I heard the waitresses muttering “Mister Greene” as we were shown to our table. Greene said, “I know what I'm having.” He passed me the menu.

He began talking about trips he intended to take: Portugal, Hungary, Panama; and I wondered whether he had people joshing him and trying to persuade him to stay home. Did he have to listen to the sort of guff I had to endure? I guessed he did, even if he didn't have a Frank. I had the feeling of being with a kindred spirit, a fellow sufferer, who was completely alone, who had only his work and who, after seventy years, woke up each morning to start afresh, regarding everything he had done as more or less a failure, an inaccurate rendering of his vision, a betrayal. But I also saw how different we were: he was in his work—I wasn't in mine. And perhaps he was thinking, “This boring little old lady only believes in right and wrong—I believe in good and evil.” We were of different countries, and so our ages could never be the same. In the two hours that had passed since I had first seen Orlando in him, Greene had become more and more himself, more the complicated stranger in the fourth dimension that confounds the photograph.

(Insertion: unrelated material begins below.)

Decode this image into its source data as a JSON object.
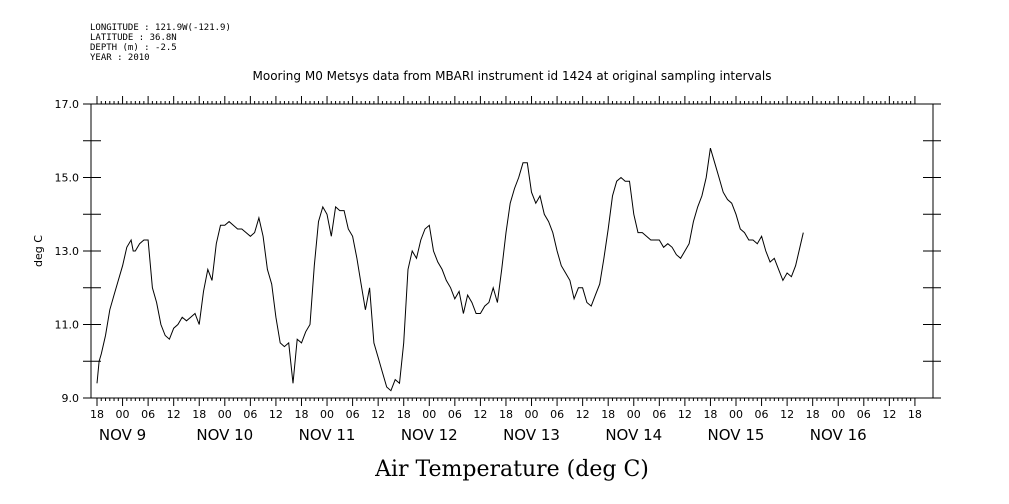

“London's not what it was,” he was saying. “Just around the corner one used to see tarts walking up an down. It was better then—they were all over Bayswater.”

“I did some of them.”

“So did I,” said Greene, and passed his hand across his face as if stopping a blush. “When I was at university I used to go down to Soho, have a meal in a nice little French restaurant, a half-bottle of wine, then get myself a tart. That was very pleasant.”

I didn't feel I could add anything to this.

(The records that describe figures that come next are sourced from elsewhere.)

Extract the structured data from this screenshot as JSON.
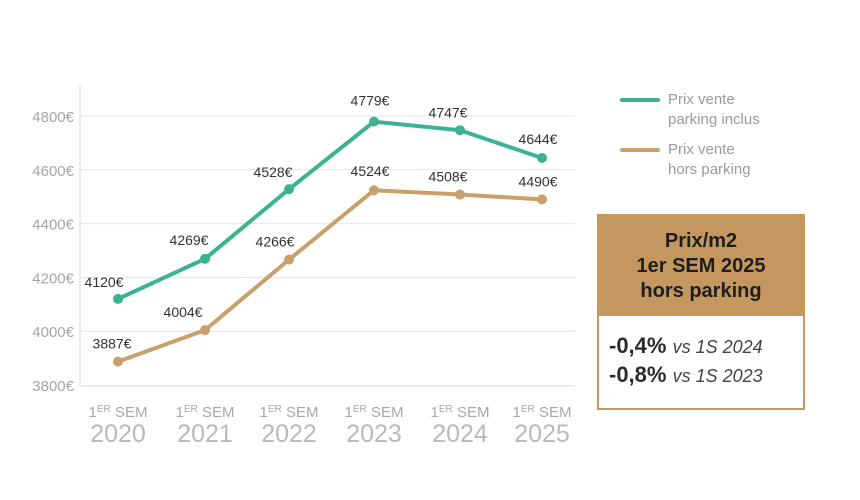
{
  "chart_data": {
    "type": "line",
    "categories": [
      {
        "line1_small": "1",
        "line1_sup": "ER",
        "line1_rest": " SEM",
        "year": "2020"
      },
      {
        "line1_small": "1",
        "line1_sup": "ER",
        "line1_rest": " SEM",
        "year": "2021"
      },
      {
        "line1_small": "1",
        "line1_sup": "ER",
        "line1_rest": " SEM",
        "year": "2022"
      },
      {
        "line1_small": "1",
        "line1_sup": "ER",
        "line1_rest": " SEM",
        "year": "2023"
      },
      {
        "line1_small": "1",
        "line1_sup": "ER",
        "line1_rest": " SEM",
        "year": "2024"
      },
      {
        "line1_small": "1",
        "line1_sup": "ER",
        "line1_rest": " SEM",
        "year": "2025"
      }
    ],
    "series": [
      {
        "name": "Prix vente parking inclus",
        "name_lines": [
          "Prix vente",
          "parking inclus"
        ],
        "color": "#3bb391",
        "values": [
          4120,
          4269,
          4528,
          4779,
          4747,
          4644
        ],
        "labels": [
          "4120€",
          "4269€",
          "4528€",
          "4779€",
          "4747€",
          "4644€"
        ]
      },
      {
        "name": "Prix vente hors parking",
        "name_lines": [
          "Prix vente",
          "hors parking"
        ],
        "color": "#c9a06a",
        "values": [
          3887,
          4004,
          4266,
          4524,
          4508,
          4490
        ],
        "labels": [
          "3887€",
          "4004€",
          "4266€",
          "4524€",
          "4508€",
          "4490€"
        ]
      }
    ],
    "yticks": [
      3800,
      4000,
      4200,
      4400,
      4600,
      4800
    ],
    "ytick_labels": [
      "3800€",
      "4000€",
      "4200€",
      "4400€",
      "4600€",
      "4800€"
    ],
    "ylim": [
      3800,
      4900
    ],
    "grid": true,
    "legend_position": "top-right"
  },
  "summary": {
    "title_lines": [
      "Prix/m2",
      "1er SEM 2025",
      "hors parking"
    ],
    "rows": [
      {
        "pct": "-0,4%",
        "vs": "vs 1S 2024"
      },
      {
        "pct": "-0,8%",
        "vs": "vs 1S 2023"
      }
    ],
    "header_color": "#c4975e"
  }
}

He said, “Soho's all porno shops now. It's not erotic art. I find it brutal—there's no tenderness in it.”

“It's garbage,” I said. “But there's an argument in its favor.”

“What's that?”

“It works,” I said.

“I wouldn't know,” said Greene. “I haven't seen any pornography since they legalized it.”

I laughed: it was so like him. And I was annoyed that I couldn't catch that contradiction on his face. He was surprising, funny, alert, alive, a real comedian, wise and droll. Knowing that I was going to meet him for a portrait I had been faced with the dilemma that plagued me every time I set out to do someone. Against my will, I created a picture in my head beforehand and tried to imagine the shot I wanted. I had seen Greene in a bar, seedier than the one in the Ritz, a slightly angled shot with only his face in focus, and the rest—his long body, his reflective posture—dim and slightly blurred: the novelist more real than his surroundings, special and yet part of that world.

Then I saw him in the flesh, his sad heavy face, his severe mouth, his blind man's eyes, and I thought: No, a close-up with a hand on his chin—he had a watchmaker's fine hands. But his laugh changed my mind, and it struck me that it was impossible. I couldn't do him. Any portrait would freeze him, fix him, give him an eternal image, like Che looking skyward or that tubby talk-show bore everyone forgives because he was once Truman Capote, brooding under a shock of scraped-down hair.

Once, I might have taken my picture and gone, and in the printing seen his whole history in his face, past and future. Tonight, I knew despair. Photography wasn't an art, it was a craft, like making baskets. Error, the essential wrinkle in the fiber of art, was inexcusable in a craft. I had seen too much in Greene for me to be satisfied with a picture.

I said, “I think I ought to tell you that this is my last picture. I'm going to wind it up. Call it a day.”

“Whatever for?”

“I'm too old to travel, for one thing.”

“Which Frenchman said, ‘Travel is the saddest of the pleasures'?”

“It gave me eyes.”

“I understand that well enough,” said Greene. “Not long ago I saw an item in a newspaper about Kim Philby.”